Human doctors once again fell short of artificial intelligence in a test to accurately diagnose breast cancer, adding yet more evidence that AI-aided diagnostics may soon be commonplace. Researchers at the University of Washington and UCLA created a system that distinguished between a pair of conditions that human doctors often struggle to identify correctly. The results are reminiscent of an effort by Google to detect metastatic breast cancer using AI, which the company says is 99 percent accurate. Rival tech giant Microsoft has several projects that use algorithms to fight cancer and work with Seattle-based Adaptive Biotechnologies on a system that uses AI to diagnose multiple diseases from a single blood test. The company claims that another project aimed at spotting early-stage lung cancer can also outperform doctors.

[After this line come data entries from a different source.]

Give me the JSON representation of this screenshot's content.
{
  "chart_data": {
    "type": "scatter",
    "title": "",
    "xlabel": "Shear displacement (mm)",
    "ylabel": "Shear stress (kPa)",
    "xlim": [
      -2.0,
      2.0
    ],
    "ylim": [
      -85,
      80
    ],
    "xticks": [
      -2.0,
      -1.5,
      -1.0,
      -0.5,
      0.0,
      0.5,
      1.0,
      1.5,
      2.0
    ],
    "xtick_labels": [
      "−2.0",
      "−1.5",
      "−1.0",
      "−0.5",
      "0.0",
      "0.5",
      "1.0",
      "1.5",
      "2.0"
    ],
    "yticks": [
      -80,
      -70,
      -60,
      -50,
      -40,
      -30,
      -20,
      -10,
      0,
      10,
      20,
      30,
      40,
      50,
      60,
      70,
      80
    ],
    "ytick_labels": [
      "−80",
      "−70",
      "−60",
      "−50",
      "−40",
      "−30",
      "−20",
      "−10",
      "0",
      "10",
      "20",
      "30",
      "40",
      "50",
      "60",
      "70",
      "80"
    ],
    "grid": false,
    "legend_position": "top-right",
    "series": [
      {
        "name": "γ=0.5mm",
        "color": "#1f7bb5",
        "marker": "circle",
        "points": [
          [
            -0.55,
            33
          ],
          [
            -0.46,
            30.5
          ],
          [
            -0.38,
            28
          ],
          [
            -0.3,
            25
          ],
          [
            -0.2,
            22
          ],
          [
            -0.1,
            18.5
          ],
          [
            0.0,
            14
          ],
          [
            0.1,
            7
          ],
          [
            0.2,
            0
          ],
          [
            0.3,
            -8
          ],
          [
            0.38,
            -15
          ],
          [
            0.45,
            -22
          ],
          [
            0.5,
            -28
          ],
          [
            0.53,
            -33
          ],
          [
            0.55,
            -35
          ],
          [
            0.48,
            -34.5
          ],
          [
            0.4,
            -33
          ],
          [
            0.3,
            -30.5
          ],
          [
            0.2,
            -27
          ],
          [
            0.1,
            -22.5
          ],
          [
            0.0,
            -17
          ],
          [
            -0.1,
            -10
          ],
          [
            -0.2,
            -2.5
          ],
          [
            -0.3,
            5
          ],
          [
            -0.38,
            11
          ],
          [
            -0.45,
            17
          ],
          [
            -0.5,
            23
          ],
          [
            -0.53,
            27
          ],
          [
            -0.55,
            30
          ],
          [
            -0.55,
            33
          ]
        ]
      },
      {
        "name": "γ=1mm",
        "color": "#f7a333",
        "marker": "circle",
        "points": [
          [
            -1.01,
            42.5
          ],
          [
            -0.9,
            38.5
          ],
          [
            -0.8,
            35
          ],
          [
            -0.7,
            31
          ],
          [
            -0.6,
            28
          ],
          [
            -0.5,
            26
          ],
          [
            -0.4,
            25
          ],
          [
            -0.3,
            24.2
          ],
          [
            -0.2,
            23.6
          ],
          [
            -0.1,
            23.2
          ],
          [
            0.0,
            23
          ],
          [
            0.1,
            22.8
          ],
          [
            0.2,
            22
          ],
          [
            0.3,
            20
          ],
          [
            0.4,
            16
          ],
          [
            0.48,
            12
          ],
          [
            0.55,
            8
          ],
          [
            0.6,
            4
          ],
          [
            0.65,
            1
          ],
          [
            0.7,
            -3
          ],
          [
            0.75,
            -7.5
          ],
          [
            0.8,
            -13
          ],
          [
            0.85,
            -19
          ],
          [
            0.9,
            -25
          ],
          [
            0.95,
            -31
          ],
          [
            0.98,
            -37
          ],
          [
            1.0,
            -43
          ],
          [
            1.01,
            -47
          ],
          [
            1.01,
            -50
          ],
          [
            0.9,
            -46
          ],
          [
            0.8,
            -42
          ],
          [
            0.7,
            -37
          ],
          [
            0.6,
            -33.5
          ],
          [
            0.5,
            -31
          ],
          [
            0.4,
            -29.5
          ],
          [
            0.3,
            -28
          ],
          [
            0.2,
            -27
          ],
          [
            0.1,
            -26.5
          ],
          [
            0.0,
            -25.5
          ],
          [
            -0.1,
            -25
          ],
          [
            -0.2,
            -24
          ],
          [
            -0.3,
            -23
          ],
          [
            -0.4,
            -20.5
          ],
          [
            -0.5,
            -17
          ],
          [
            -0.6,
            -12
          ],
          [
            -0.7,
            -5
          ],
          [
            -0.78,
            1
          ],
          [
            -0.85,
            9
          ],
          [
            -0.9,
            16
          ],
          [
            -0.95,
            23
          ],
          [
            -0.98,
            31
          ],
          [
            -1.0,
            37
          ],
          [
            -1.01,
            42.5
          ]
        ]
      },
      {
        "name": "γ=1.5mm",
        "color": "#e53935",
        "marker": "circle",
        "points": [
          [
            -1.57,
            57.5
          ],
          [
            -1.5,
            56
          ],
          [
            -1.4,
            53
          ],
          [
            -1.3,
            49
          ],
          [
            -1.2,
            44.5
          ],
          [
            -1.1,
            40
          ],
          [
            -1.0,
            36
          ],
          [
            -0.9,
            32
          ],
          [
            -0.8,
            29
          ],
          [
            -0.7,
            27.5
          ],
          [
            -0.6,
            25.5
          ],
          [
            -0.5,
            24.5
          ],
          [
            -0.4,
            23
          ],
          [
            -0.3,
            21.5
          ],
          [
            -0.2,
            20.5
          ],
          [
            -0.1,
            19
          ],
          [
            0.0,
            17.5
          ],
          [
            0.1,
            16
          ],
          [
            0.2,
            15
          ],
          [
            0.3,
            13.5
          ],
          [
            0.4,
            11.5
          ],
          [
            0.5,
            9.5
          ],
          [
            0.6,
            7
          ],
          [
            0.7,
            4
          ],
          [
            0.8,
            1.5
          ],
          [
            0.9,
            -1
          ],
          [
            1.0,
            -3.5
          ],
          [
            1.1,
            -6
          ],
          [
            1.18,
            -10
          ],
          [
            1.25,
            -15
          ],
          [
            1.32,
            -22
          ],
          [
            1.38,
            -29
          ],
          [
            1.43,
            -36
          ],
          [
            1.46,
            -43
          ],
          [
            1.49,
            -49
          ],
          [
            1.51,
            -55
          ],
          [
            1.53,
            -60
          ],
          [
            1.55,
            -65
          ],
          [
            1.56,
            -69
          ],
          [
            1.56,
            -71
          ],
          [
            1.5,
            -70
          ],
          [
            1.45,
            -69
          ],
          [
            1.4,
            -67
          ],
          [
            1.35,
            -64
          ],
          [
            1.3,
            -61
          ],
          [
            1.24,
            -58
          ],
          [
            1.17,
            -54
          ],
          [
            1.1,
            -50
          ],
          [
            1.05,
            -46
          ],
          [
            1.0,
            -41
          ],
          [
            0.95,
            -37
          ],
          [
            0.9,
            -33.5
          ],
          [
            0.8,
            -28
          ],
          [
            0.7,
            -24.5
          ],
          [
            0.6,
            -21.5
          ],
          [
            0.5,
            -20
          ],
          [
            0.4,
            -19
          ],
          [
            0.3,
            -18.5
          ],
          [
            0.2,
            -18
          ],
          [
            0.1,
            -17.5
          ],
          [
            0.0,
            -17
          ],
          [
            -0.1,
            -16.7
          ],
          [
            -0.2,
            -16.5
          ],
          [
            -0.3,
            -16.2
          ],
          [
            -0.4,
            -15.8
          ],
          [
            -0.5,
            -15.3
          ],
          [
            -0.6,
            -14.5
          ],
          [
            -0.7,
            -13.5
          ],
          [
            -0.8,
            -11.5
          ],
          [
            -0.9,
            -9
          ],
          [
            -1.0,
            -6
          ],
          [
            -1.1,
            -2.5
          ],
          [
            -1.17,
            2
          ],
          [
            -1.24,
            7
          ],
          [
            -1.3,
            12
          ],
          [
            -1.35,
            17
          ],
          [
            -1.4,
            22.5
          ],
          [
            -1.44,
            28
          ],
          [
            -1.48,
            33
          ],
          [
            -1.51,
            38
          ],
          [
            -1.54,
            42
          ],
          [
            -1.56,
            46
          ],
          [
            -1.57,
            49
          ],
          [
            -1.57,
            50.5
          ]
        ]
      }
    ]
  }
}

While the researchers’ system is far from autonomous, it may become a tool to help doctors be more accurate, said Linda Shapiro, a computer science professor at the UW. “We’re billing it as something like computer-aided diagnostics, where it can make suggestions and show pathologists what it’s thinking and why,” she said. Shapiro said the breakthrough was thanks to the efforts of Ezgi Mercan, a doctoral student at the University of Washington who invented a new way to describe cancerous structures so that they could be understood by machine learning algorithms. Mercan based the approach on conversations with Dr. Donald Weaver, a pathologist who showed Mercan his methods for detecting breast cancer.
The results were published today in the journal JAMA Network Open. The algorithm outperformed human pathologists when tasked with identifying ductal carcinoma in situ from atypia — two conditions that are two commonly misdiagnose conditions. Accuracy rates were 89 percent for the system and 70 percent for the pathologists. The computer-based approach had similar accuracy to the group of 87 doctors in differentiating cancer from non-cancer tissues. Distinguishing breast atypia from ductal carcinoma in situ is important clinically.
Very challenging for pathologists. Sometimes doctors do not even agree with their previous diagnosis when they are shown the same case a year later,” Dr. Joann Elmore, a professor of medicine at the David Geffen School of Medicine at UCLA, said in a statement. One hurdle standing between U.S. researchers and a reliable AI system for cancer diagnostics is the lack of available data, given strict rules governing patient records. In China, researchers built a highly accurate method to diagnose childhood diseases that were made more relaxed, in part, by the country’s more relaxed data-sharing laws. To create the dataset needed to train their algorithms, the UW and UCLA researchers relied on Dr. Jamen Bartlett, who labeled dozens of complex images over nine months. Sachin Mehta, a doctoral student at UW, also contributed to the project.